I  wasn’t able to attend Alec Stewart’s memorial service; I was covering a class for a sick colleague. (I debated this choice for a moment, then asked myself, “What would Doc do?” I decided to teach the class.)

As expected, the reports from the service had a central theme: what a kind, thoughtful, giving man he was. I shouldn’t speak ill of the dead, but here’s another side of Alec Stewart: I saw him angry. I saw him very angry.

Nothing upset Doc more than those who didn’t value undergraduate education.
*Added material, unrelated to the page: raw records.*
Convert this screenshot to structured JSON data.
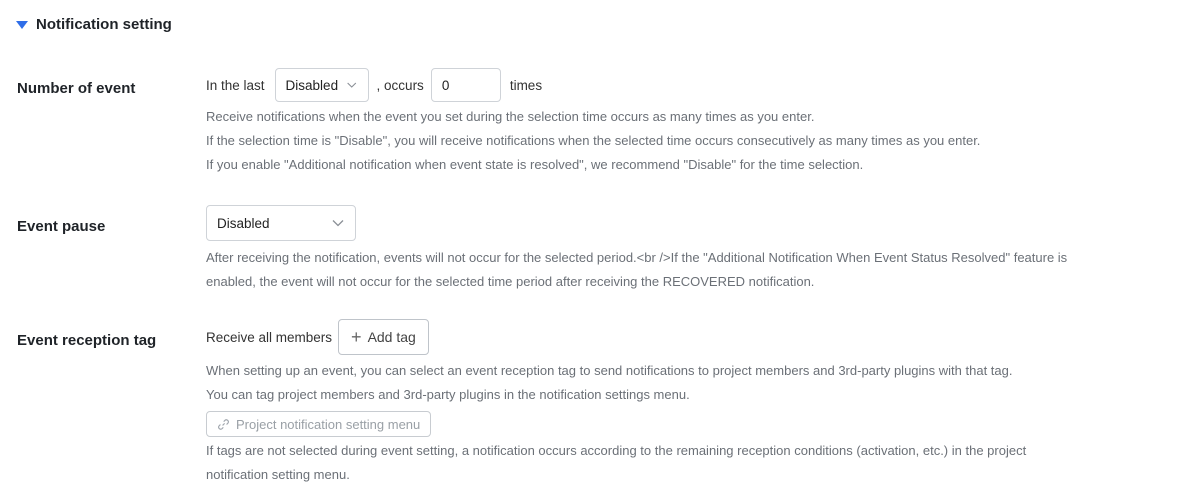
{
  "section": {
    "title": "Notification setting"
  },
  "number_of_event": {
    "label": "Number of event",
    "prefix": "In the last",
    "period_value": "Disabled",
    "occurs": ", occurs",
    "count_value": "0",
    "suffix": "times",
    "help": [
      "Receive notifications when the event you set during the selection time occurs as many times as you enter.",
      "If the selection time is \"Disable\", you will receive notifications when the selected time occurs consecutively as many times as you enter.",
      "If you enable \"Additional notification when event state is resolved\", we recommend \"Disable\" for the time selection."
    ]
  },
  "event_pause": {
    "label": "Event pause",
    "value": "Disabled",
    "help": [
      "After receiving the notification, events will not occur for the selected period.<br />If the \"Additional Notification When Event Status Resolved\" feature is",
      "enabled, the event will not occur for the selected time period after receiving the RECOVERED notification."
    ]
  },
  "event_reception_tag": {
    "label": "Event reception tag",
    "receive_text": "Receive all members",
    "add_tag_label": "Add tag",
    "help1": [
      "When setting up an event, you can select an event reception tag to send notifications to project members and 3rd-party plugins with that tag.",
      "You can tag project members and 3rd-party plugins in the notification settings menu."
    ],
    "link_button_label": "Project notification setting menu",
    "help2": [
      "If tags are not selected during event setting, a notification occurs according to the remaining reception conditions (activation, etc.) in the project",
      "notification setting menu."
    ]
  },
  "colors": {
    "accent": "#2f6ee8",
    "help_text": "#6b7077",
    "border": "#cfd3d8"
  },
  "icons": {
    "section_toggle": "triangle-down-icon",
    "select": "chevron-down-icon",
    "add": "plus-icon",
    "link": "link-icon"
  }
}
He was patient with the sometimes-awkward choices made by the students themselves, but he had little patience for faculty and/or administrators who saw undergraduate education as “lesser among equals.” While he would never trivialize the vital, redeeming work done by the multi-talented researchers at Pitt, he knew it was not our sole identity. Our essential mission is to educate the next generation to the best of our abilities; Doc Stewart’s recognition and passion for this mission led to the creation of the Honors College and the myriad accolades that followed its formation.

I’m sure this point was made repeatedly at Alec’s memorial service; I’m equally sure there was a lot of polite nodding by those in the audience. But it takes more than nodding and lip service to run a college. It takes an unwavering commitment to an earnest value: that we are here to serve, and we can be of no better service than as mentors, teachers and advisers to our undergraduate students. There is no more lasting or appropriate tribute to Alec Stewart than to honor this simple wish.

Mark Collins

Coordinator, Environmental Studies Program

Department of Geology and Planetary Science

(Editor’s note: G. Alec Stewart, dean of the University Honors College, died April 7. See obituary in the April 15 issue of the University Times.)